In My Own Words

Interview Transcript

Hey, you! Yeah you. So you're interested in learning more about me? Well, let's get started!

Talk about your career path

I’m a multi-disciplined creative strategist and versatile generalist with over 10 years experience in graphic design, 5 in digital marketing, and a lifetime of creative writing. Currently I’m winding down an aggressive timeline in CareerFoundry’s UX Bootcamp and will be starting my frontend web development specialization shortly.

Much of my career was spent in traditional print design until mass layoffs created an opportunity for entrepreneurship which began my transition to digital marketing—web design, non-coding development, social media marketing, and copywriting, to be more specific. It was an unpaid invoice that returned me to the traditional workforce and the most exciting, versatile, and educational experience of my career.

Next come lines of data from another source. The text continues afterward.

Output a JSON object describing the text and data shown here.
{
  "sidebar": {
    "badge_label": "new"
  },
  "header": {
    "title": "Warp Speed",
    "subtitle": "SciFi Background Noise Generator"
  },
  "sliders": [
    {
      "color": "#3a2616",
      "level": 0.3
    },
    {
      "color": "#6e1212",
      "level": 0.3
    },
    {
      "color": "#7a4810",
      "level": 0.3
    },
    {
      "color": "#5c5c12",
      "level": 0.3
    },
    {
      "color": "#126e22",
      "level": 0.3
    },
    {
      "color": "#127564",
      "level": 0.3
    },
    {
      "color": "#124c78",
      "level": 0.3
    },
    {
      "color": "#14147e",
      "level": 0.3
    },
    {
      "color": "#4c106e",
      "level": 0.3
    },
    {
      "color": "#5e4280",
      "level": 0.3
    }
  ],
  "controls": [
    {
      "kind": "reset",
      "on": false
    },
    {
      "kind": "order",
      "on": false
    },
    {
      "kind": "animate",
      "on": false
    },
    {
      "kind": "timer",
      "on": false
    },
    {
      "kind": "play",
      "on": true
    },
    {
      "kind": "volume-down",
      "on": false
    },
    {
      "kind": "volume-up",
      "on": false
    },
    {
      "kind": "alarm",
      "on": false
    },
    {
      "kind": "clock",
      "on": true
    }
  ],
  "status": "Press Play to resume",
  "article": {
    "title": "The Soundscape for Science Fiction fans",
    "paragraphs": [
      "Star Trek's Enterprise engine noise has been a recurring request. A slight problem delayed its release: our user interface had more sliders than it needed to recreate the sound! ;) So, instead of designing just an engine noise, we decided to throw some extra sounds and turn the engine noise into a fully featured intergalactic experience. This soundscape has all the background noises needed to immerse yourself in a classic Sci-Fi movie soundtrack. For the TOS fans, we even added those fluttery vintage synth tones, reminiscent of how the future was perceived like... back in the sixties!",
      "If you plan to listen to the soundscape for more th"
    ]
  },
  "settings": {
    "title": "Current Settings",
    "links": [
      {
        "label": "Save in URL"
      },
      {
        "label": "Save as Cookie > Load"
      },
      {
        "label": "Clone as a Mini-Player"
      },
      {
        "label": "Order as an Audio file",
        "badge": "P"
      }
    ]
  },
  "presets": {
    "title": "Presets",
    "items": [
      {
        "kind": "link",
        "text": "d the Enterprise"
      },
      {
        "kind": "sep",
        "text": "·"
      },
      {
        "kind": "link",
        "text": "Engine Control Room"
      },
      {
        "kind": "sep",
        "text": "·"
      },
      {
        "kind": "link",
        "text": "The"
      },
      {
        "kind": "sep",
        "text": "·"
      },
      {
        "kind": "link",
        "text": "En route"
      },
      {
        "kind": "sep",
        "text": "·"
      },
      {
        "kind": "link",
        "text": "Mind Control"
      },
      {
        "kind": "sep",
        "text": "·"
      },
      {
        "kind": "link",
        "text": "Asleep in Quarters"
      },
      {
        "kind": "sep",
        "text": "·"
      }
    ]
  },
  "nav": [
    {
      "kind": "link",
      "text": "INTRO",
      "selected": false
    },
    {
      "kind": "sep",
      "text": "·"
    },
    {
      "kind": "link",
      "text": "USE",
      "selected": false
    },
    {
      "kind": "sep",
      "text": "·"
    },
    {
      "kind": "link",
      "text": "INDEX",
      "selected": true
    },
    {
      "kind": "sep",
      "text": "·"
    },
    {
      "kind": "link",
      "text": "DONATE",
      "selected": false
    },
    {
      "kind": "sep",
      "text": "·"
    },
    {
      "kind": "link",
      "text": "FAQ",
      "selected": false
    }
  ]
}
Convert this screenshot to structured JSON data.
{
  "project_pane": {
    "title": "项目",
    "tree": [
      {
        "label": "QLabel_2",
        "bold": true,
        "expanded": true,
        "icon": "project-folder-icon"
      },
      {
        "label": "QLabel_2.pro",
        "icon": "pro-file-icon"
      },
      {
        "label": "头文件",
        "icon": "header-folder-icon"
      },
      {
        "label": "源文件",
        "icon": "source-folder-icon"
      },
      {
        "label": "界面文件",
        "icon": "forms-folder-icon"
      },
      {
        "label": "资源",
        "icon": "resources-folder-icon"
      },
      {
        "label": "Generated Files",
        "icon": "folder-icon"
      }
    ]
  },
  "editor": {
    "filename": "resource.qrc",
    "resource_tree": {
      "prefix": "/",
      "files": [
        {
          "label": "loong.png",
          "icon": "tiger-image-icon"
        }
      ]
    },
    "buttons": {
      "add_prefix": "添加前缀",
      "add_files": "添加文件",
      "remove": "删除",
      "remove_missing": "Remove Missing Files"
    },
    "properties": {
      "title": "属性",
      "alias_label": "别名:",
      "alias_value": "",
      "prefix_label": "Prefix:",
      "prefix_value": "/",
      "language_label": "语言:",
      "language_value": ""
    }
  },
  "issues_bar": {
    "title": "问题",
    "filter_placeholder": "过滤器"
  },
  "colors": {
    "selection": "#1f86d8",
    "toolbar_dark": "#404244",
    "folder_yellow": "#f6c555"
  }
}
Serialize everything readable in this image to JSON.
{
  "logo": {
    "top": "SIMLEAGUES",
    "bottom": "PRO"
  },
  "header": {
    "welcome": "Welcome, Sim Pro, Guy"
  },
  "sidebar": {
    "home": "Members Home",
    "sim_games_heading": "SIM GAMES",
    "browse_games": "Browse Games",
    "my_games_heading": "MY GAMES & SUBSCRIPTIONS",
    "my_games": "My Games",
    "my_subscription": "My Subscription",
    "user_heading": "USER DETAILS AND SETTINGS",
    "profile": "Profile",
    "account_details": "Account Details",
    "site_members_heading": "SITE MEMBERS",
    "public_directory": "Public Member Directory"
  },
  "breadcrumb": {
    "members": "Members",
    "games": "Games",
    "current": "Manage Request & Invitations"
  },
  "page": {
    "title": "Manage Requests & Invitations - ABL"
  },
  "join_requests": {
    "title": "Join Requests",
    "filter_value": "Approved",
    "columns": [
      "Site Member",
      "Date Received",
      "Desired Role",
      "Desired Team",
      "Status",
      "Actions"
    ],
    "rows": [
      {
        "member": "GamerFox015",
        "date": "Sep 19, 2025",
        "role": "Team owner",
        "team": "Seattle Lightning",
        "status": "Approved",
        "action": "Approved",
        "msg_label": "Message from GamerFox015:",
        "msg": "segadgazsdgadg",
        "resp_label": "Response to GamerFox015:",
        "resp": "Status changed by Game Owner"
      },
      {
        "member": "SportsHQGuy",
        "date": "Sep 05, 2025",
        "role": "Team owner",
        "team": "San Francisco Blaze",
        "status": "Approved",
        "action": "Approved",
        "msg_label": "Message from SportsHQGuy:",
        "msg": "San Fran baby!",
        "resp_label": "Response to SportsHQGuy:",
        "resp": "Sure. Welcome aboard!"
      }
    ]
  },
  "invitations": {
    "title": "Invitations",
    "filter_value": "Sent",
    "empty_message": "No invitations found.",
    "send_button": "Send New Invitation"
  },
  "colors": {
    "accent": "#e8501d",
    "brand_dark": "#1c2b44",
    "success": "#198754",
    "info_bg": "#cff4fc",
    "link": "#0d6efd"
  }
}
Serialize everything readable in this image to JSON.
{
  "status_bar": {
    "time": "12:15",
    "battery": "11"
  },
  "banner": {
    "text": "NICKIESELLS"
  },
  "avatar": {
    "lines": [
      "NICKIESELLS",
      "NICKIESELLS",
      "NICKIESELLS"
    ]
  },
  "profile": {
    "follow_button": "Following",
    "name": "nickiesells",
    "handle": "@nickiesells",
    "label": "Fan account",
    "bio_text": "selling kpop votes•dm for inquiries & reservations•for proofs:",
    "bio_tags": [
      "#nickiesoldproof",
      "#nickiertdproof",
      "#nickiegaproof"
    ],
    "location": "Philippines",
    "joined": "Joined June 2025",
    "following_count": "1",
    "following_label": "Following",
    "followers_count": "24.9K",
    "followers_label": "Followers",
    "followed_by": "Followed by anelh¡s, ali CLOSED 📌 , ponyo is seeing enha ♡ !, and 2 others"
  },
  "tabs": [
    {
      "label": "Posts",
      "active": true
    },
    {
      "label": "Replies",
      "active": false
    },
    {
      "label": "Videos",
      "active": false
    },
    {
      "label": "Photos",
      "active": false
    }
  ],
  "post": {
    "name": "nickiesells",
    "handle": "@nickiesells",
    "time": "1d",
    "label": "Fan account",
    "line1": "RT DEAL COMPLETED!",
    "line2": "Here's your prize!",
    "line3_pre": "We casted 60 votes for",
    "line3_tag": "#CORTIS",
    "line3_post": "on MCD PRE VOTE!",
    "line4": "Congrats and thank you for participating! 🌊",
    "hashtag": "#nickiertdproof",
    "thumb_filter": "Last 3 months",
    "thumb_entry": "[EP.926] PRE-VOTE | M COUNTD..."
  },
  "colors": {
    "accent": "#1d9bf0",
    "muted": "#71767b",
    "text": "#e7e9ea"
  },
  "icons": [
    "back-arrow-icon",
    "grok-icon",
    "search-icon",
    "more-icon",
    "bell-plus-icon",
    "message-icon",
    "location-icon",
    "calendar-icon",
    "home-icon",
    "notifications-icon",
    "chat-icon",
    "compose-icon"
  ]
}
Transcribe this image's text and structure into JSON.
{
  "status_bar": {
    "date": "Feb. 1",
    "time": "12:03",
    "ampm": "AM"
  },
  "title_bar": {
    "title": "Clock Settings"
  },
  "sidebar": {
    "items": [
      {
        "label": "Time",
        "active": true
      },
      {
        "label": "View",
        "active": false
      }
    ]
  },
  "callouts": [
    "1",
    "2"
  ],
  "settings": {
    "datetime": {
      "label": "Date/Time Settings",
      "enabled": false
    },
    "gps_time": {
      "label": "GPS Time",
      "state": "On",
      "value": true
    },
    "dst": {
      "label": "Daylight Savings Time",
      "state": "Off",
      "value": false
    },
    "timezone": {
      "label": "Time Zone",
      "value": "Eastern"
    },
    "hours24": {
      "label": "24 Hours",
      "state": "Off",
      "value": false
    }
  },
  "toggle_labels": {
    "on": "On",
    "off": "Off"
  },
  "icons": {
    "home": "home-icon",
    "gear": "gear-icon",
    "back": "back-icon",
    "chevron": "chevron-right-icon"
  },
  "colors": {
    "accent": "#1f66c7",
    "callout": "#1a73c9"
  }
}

Hired in the subordinate role of content creator and publisher, my manager resigned the day before I started and made her exodus in the middle of my would-be training, creating an opportunity for me to do for my new company what I’d done for my clients—enhance their digital presence.

Within 6 months I had my first promotion and all of digital marketing was mine. That’s when I realized I love doing it all and the more knowledge I had in the digital marketing and tech world, the happier I would be in my career.

What single project or task would you consider your most significant career accomplishment to date?

A minor part of the aforementioned role was to send out an email a month. I agreed to help my team out by doing that after that job owner was laid off. Now this was something I had no prior experience with and was accomplished by duplicating old emails and updating the copy.

Never content with mediocrity, I took this as a challenge—a self-assigned project and an educational opportunity. I got financial approval from my VP to take an email masterclass at Digital Summit that summer and returned on that investment by researching and switching our CRM, saving my department over $10K a year while adopting a platform that allowed me to easily create my own automated workflows, segment communication, build out an API to connect our database allowing me access to our more than 50K leads and student population, create new email journeys, A/B and subject line test, just to name a few.

The outcome of this undertaking was the creation of an email strategy that actually rendered results. It created a 7% increase in our online enrollment, a 15-20% average open rate that helped improve connections between prospective students and admissions, while contributing to a 25% compound annual growth rate for our team.

What have you done professionally that is an experience you would not want to repeat?

I twice unwittingly accepted a role that promised diversity but, unfortunately, didn’t deliver. Though the circumstances were quite different, the results were pretty much the same. Both claimed to want me for my broad experience but in reality what was asked of me was truly basic. Both paid very well and used about 40-60% of my skills. Easy money—but oh so boring. I want to travel and be able to enjoy the superficial things in life, so a 6-digit salary is kinda important but with an expectation of spending more than 90K hours of my lifetime working, enjoyment is a requisite.

Is it better to be perfect and late or good and on time?

I strive for perfection in everything that I do. Always. I’m constantly aiming to better at work, at play, in my personal life. I want my name to be synonymous with impeccable quality.

So I strive for perfection at all times.

But I never achieve it because it doesn’t exist. So if my goal is to be perfect and late, I’ll never show up and who does that serve? To be good and on time benefits all involved. It allows for growth. It creates space for iterative improvements and baby steps toward that ever elusive perfection which, by its nature, generates continued advancement, be it in myself or in a product or service.

"Fun! Smart! Creative, skilled, willing and excited to learn new things. Encouraging! Able to collaborate but also able to hold her ground when she believes she is right about something. Genuinely interested in getting to know the whole team and work together with other departments."